Après plus de deux ans d’une interruption chaotique, l’Irak a finalement repris ses exportations de pétrole depuis la région autonome du Kurdistan. Une décision qui intervient après d’interminables querelles juridiques et techniques ayant coûté au pays une fortune colossale. Ce retour, loin d’être un signe de stabilité, souligne plutôt les dysfonctionnements profonds et persistants qui minent l’économie irakienne.

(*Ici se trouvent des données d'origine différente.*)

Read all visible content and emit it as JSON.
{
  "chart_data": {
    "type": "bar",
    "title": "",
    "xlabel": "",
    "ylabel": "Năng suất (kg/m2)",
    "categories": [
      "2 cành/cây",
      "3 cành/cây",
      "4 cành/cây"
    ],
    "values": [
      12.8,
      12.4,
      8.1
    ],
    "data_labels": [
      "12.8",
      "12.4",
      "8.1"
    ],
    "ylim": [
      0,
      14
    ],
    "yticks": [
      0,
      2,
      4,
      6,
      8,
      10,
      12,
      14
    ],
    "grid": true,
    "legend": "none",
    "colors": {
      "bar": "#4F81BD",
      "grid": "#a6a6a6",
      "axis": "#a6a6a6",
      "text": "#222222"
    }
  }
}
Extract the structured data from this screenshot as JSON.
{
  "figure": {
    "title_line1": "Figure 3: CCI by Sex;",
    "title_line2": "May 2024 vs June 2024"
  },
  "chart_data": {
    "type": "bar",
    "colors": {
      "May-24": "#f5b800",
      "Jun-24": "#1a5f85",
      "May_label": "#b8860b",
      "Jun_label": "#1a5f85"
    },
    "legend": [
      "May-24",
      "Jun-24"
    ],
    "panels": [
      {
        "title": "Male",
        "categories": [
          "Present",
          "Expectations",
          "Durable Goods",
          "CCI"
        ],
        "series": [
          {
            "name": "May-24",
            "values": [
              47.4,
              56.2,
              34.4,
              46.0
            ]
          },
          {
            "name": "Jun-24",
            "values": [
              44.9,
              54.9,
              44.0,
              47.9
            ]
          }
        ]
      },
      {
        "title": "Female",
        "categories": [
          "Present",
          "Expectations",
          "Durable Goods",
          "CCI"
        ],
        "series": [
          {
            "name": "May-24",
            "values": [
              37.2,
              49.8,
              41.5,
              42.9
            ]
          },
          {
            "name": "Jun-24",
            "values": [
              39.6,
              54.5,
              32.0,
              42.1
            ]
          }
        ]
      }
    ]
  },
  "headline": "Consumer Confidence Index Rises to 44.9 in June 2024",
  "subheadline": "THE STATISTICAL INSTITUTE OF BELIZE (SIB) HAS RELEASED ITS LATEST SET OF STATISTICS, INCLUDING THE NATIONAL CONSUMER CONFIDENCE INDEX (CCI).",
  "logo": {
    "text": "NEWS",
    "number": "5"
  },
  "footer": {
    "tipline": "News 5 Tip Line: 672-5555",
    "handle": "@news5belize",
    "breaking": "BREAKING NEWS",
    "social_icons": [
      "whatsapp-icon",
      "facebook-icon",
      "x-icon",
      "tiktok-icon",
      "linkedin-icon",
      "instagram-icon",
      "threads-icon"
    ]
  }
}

Le contrôle des exportations pétrolières a toujours été une source de discorde majeure entre Bagdad et Erbil, la capitale du Kurdistan irakien, menant à la fermeture brutale d’un oléoduc vital vers la Turquie en mars 2023. Cette interruption, loin d’être anodine, a provoqué des pertes estimées à plus de 35 milliards de dollars pour toutes les parties concernées, selon l’Association de l’industrie pétrolière du Kurdistan (Apikur). Une somme astronomique qui aurait pu être investie dans le développement d’un pays ravagé par des décennies de conflits et de mauvaise gestion.
Ali Nizar, directeur de la State Oil Marketing Organization (SOMO), a confirmé la reprise des exportations, avec 190 000 barils par jour destinés à l’exportation et 50 000 barils pour la consommation locale. Cependant, derrière cette façade d’accord, les tensions restent palpables. La région du Kurdistan doit toujours 1 milliard de dollars aux compagnies pétrolières pour les frais de production, une dette qui pèse lourdement sur la reprise effective et durable des opérations. Le groupe norvégien DNO ASA a même refusé de se joindre à l’accord, exigeant des garanties de paiement solides.
Cet accord, bien que présenté comme une avancée, ne fait que masquer des problèmes structurels bien plus graves. Il n’est qu’une solution temporaire, fruit de négociations ardues, pour remettre en marche une machine à sous défaillante. L’Irak, riche en pétrole, peine à capitaliser sur ses ressources en raison d’une instabilité politique chronique et d’une corruption endémique. Les exportations étaient auparavant gérées de manière indépendante par le Kurdistan, sans l’aval de Bagdad, jusqu’à ce qu’une décision du tribunal arbitral de la Chambre de commerce internationale de Paris en mars 2023 mette fin à cette autonomie, affirmant le droit exclusif de Bagdad de commercialiser tout le pétrole irakien.
En somme, cette reprise des exportations n’est qu’un pansement sur une hémorragie. Les défis sont immenses : garantir des paiements, gérer les arriérés et surtout, établir une relation de confiance durable entre le gouvernement central et la région autonome. Sans une réforme en profondeur, les conflits pétroliers continueront de menacer la stabilité de l’Irak et de priver sa population des bénéfices de ses richesses naturelles.